2. Loop van het geding

2.1. Belanghebbende is van de uitspraak van de Inspecteur in beroep gekomen bij het Gerechtshof te Amsterdam. Dat hof heeft het beroep gegrond verklaard, de uitspraak van de Inspecteur vernietigd voor zover het de boetebeschikking betreft, de boetebeschikking vernietigd en de uitspraak van de Inspecteur voor het overige gehandhaafd.

2.2. Belanghebbende heeft tegen de uitspraak van het Gerechtshof te Amsterdam beroep in cassatie ingesteld.

2.3. De Hoge Raad der Nederlanden heeft bij arrest van 17 maart 2006, nummer 39.998, BNB 2006/249, de uitspraak van het Gerechtshof te Amsterdam vernietigd, behoudens de beslissingen omtrent de ontvankelijkheid van het beroep, het griffierecht en de proceskosten, en het geding verwezen naar het Gerechtshof te 's-Gravenhage ter verdere behandeling en beslissing van de zaak met inachtneming van het arrest.

2.4. Partijen hebben zich beiden schriftelijk uitgelaten over het arrest van de Hoge Raad van 17 maart 2006 (hierna: het verwijzingsarrest), belanghebbende bij haar brief van 12 juli 2006 en de Inspecteur bij zijn brief van 1 mei 2006. Zij hebben van elkaars schrifturen, waarvan de inhoud als hier ingelast moet worden beschouwd, kunnen kennis nemen.

2.5. Vervolgens heeft een mondelinge behandeling van de zaak plaatsgehad ter zitting van het Hof van 29 september 2006, gehouden te Den Haag. Beide partijen zijn ter zitting verschenen. Van het ter zitting verhandelde is een proces-verbaal opgemaakt.

2.6. Ter zitting is tevens behandeld de zaak, bekend onder 's Hofs kenmerk BK-06/00112, inzake het beroep van belanghebbende betreffende de naheffingsaanslag in de omzetbelasting over het tijdvak van 1 januari 1993 tot en met 31 december 1996.

3. Overwegingen omtrent het geschil

3.1. Na cassatie is tussen partijen komen vast te staan - zo bleek ter zitting - dat zowel het bezwaar als het beroep ontvankelijk is, dat de verhoging kan vervallen en dat hen uitsluitend nog verdeeld houdt het antwoord op de vraag of de naheffingsaanslag terecht is opgelegd, welke vraag belanghebbende ontkennend en de Inspecteur bevestigend beantwoordt.

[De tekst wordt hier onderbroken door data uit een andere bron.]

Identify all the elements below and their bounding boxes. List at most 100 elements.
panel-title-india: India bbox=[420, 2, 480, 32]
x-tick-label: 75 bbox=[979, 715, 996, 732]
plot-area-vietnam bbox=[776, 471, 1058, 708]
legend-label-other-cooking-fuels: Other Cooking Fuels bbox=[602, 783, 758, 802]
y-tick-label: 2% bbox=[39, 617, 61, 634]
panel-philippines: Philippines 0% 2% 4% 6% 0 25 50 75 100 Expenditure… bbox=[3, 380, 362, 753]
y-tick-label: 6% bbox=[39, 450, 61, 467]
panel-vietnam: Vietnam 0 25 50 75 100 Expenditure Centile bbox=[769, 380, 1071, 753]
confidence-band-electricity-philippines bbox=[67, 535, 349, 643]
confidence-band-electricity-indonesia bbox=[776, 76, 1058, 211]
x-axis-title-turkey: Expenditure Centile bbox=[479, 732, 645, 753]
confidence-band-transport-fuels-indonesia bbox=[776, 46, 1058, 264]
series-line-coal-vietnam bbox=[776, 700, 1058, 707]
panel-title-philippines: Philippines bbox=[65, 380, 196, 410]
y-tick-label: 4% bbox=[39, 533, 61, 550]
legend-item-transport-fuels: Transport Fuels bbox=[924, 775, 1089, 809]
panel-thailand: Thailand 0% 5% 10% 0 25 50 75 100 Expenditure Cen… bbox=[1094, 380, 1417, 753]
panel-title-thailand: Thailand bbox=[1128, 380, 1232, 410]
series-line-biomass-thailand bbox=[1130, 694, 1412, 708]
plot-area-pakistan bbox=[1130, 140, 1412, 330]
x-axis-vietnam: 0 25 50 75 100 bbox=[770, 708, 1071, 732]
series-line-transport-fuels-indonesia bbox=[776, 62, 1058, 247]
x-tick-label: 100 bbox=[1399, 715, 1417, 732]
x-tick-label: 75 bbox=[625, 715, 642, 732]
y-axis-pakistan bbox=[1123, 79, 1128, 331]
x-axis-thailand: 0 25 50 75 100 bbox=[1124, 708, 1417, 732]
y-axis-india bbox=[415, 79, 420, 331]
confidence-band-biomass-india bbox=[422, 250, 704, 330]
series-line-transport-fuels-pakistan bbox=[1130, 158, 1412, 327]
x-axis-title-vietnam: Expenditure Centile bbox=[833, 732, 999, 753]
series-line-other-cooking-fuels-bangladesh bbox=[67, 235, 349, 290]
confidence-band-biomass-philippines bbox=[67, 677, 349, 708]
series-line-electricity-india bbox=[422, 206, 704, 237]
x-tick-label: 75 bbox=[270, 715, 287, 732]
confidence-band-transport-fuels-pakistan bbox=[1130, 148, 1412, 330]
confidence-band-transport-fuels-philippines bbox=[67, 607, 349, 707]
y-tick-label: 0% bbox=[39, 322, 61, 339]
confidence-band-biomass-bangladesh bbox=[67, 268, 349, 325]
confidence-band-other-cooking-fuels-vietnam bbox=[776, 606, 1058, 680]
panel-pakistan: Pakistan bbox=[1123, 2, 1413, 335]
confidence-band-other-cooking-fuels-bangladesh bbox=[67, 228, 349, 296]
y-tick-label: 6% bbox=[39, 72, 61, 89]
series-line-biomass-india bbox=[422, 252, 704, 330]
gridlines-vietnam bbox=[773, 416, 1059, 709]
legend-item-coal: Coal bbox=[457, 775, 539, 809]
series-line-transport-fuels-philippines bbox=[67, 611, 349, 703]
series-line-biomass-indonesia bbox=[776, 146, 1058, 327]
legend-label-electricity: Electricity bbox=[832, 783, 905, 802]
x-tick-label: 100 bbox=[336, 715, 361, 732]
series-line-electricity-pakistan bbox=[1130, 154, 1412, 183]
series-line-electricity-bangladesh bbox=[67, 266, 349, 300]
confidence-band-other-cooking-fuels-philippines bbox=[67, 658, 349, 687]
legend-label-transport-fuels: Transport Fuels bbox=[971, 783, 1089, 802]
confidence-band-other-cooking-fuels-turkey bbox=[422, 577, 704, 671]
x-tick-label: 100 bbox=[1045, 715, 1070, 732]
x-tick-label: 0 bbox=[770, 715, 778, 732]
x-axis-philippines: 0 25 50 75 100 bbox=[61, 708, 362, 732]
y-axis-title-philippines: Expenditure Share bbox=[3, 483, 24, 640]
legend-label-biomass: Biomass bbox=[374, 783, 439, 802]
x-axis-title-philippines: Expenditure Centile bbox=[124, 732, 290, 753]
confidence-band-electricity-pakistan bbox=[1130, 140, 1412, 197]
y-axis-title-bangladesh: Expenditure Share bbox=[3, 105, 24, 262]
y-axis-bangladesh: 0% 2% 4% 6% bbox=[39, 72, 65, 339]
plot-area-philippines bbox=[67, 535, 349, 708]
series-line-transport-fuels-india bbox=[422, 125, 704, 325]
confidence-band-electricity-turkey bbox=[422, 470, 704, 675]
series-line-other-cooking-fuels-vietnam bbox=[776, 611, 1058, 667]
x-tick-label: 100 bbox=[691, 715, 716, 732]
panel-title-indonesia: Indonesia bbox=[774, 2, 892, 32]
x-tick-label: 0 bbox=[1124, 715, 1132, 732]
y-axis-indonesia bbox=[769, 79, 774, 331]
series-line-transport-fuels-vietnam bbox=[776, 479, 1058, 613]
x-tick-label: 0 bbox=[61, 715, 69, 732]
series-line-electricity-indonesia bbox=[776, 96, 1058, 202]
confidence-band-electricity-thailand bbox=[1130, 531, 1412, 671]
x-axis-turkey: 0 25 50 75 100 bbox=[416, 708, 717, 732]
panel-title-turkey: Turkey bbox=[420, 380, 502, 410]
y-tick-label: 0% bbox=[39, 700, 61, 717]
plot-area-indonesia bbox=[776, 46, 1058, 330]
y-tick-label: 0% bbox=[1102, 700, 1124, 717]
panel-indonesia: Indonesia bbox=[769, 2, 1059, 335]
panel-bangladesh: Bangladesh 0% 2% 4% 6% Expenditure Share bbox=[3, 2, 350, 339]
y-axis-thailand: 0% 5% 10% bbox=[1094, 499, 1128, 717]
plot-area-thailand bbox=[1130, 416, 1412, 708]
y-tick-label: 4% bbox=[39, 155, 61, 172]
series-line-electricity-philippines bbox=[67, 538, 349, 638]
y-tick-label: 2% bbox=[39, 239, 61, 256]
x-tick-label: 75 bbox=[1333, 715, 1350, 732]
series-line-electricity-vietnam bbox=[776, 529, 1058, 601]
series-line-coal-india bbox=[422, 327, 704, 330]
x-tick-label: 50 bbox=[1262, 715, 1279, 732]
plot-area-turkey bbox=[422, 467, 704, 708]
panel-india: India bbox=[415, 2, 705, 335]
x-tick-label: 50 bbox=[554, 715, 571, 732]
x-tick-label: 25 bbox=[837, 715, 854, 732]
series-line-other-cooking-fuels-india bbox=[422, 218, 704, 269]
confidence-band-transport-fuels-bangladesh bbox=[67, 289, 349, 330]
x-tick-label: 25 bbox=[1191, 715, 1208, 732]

3.2. Met partijen is het Hof van oordeel, gelet op de omtrent (de indiening van) het bezwaarschrift en (de indiening van) het beroepschrift voorhanden zijnde gegevens en op de in het verwijzingsarrest daaraan gewijde overwegingen, dat zowel het bezwaar als het beroep ontvankelijk is.

3.3. Omdat geen van de partijen heeft gesteld dat de zaak moet worden terugverwezen naar de Inspecteur en het Hof overigens geen reden aanwezig acht om te oordelen dat niet-terugverwijzing van de zaak het procesbelang van belanghebbende of dat van de Inspecteur op enigerlei wijze schaadt, zal het Hof de zaak zelf afdoen.

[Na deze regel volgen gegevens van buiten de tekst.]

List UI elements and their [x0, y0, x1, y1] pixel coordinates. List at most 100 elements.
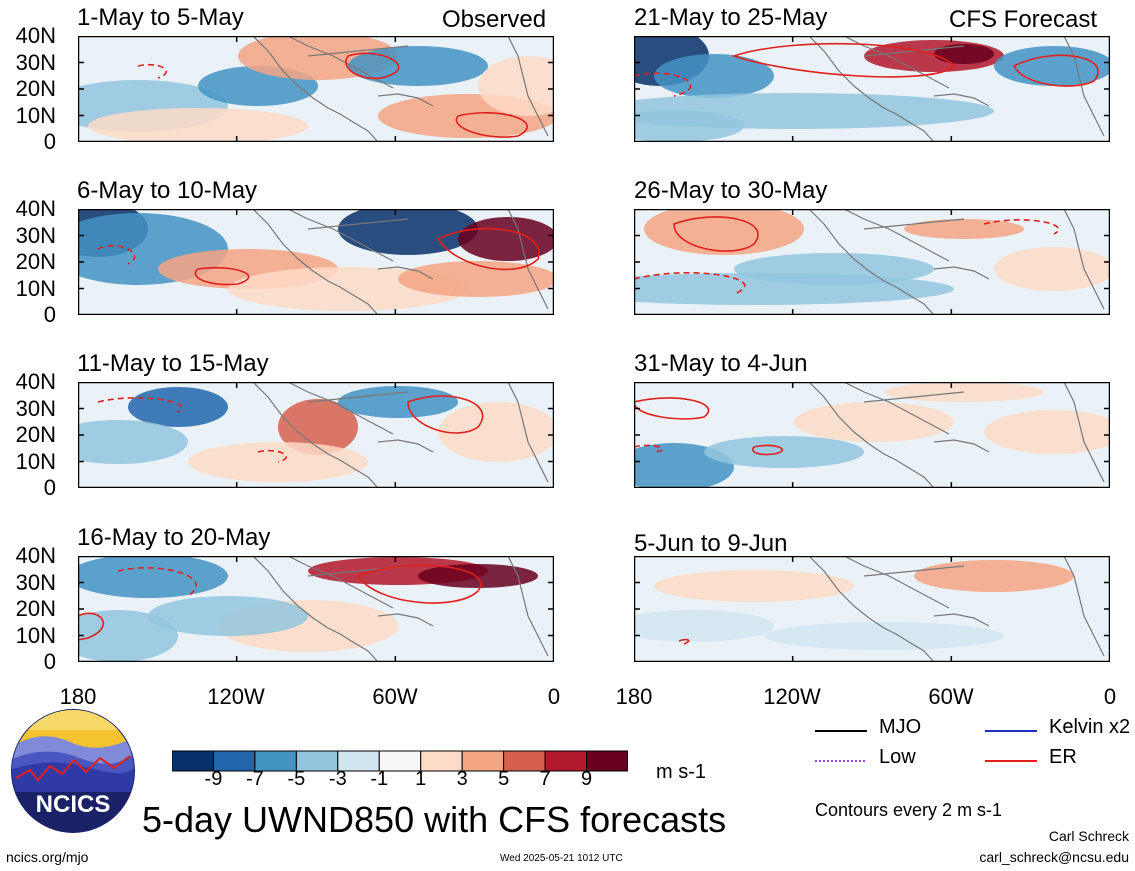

3.4. Het Hof is met partijen van oordeel, gelet ook op hetgeen daaromtrent in de uitspraak van het Gerechtshof te Amsterdam is overwogen, dat het tot de algemene beginselen van behoorlijk bestuur behorende vertrouwensbeginsel aan de toegepaste verhoging in de weg staat.

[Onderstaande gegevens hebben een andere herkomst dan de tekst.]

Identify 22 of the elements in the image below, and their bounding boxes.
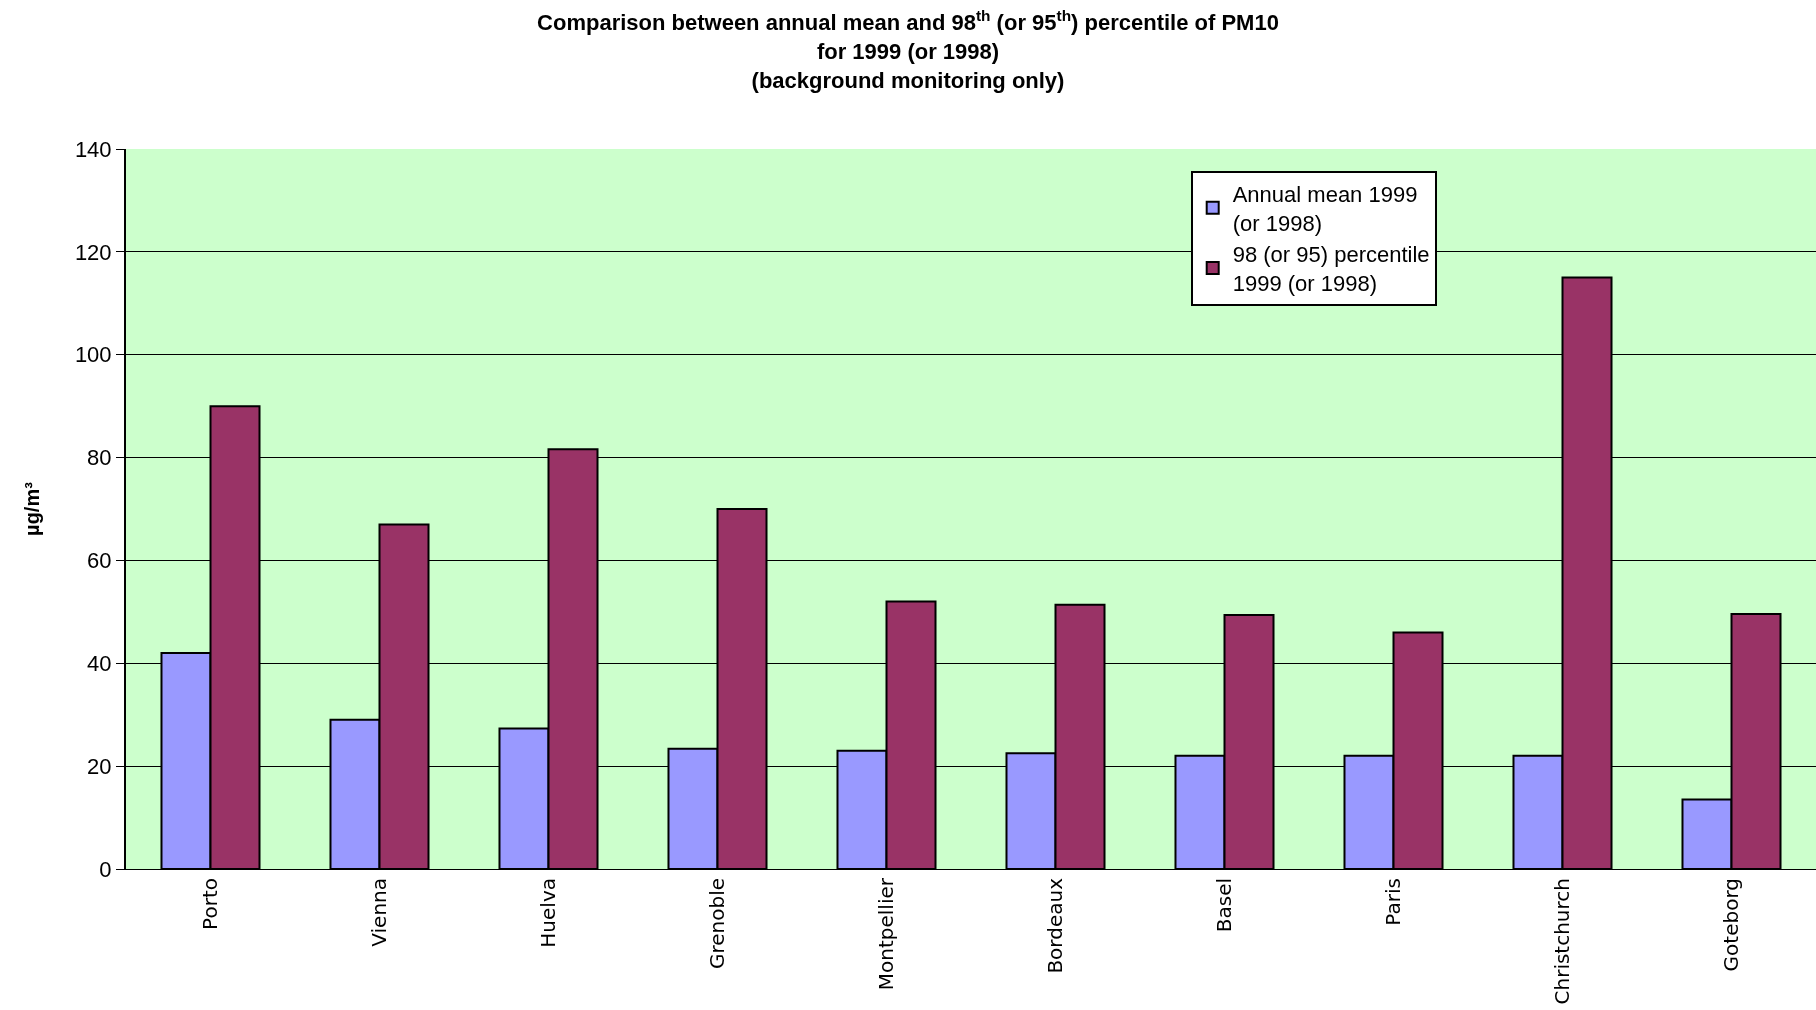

3.5. Met al hetgeen de Inspecteur omtrent de aan de naheffingsaanslag ten grondslag liggende onderzoeksbevindingen heeft aangevoerd en aan stukken heeft ingebracht, heeft de Inspecteur naar 's Hofs oordeel alleszins aannemelijk gemaakt dat de naheffingsaanslag terecht en zeker niet tot een te hoog bedrag is opgelegd. Belanghebbende heeft niets aangevoerd, ook niet waar het gaat om de door de Inspecteur toegepaste schatting van de te weinig betaalde omzetbelasting, op grond waarvan daarover anders kan worden geoordeeld. Het Hof wijst er wat dat betreft in het bijzonder op dat belanghebbende niet of niet afdoende heeft bestreden dat bij haar in een niet onaanzienlijke mate sprake is geweest van niet-geboekte inkopen en niet-geadministreerde omzet en dat haar administratie daardoor zonder meer niet heeft kunnen dienen als een betrouwbare basis voor het vaststellen van de verschuldigde omzetbelasting. Bovendien heeft belanghebbende ter zitting desgevraagd te kennen gegeven dat zij in feite geen argumenten tegen de toegepaste naheffing heeft.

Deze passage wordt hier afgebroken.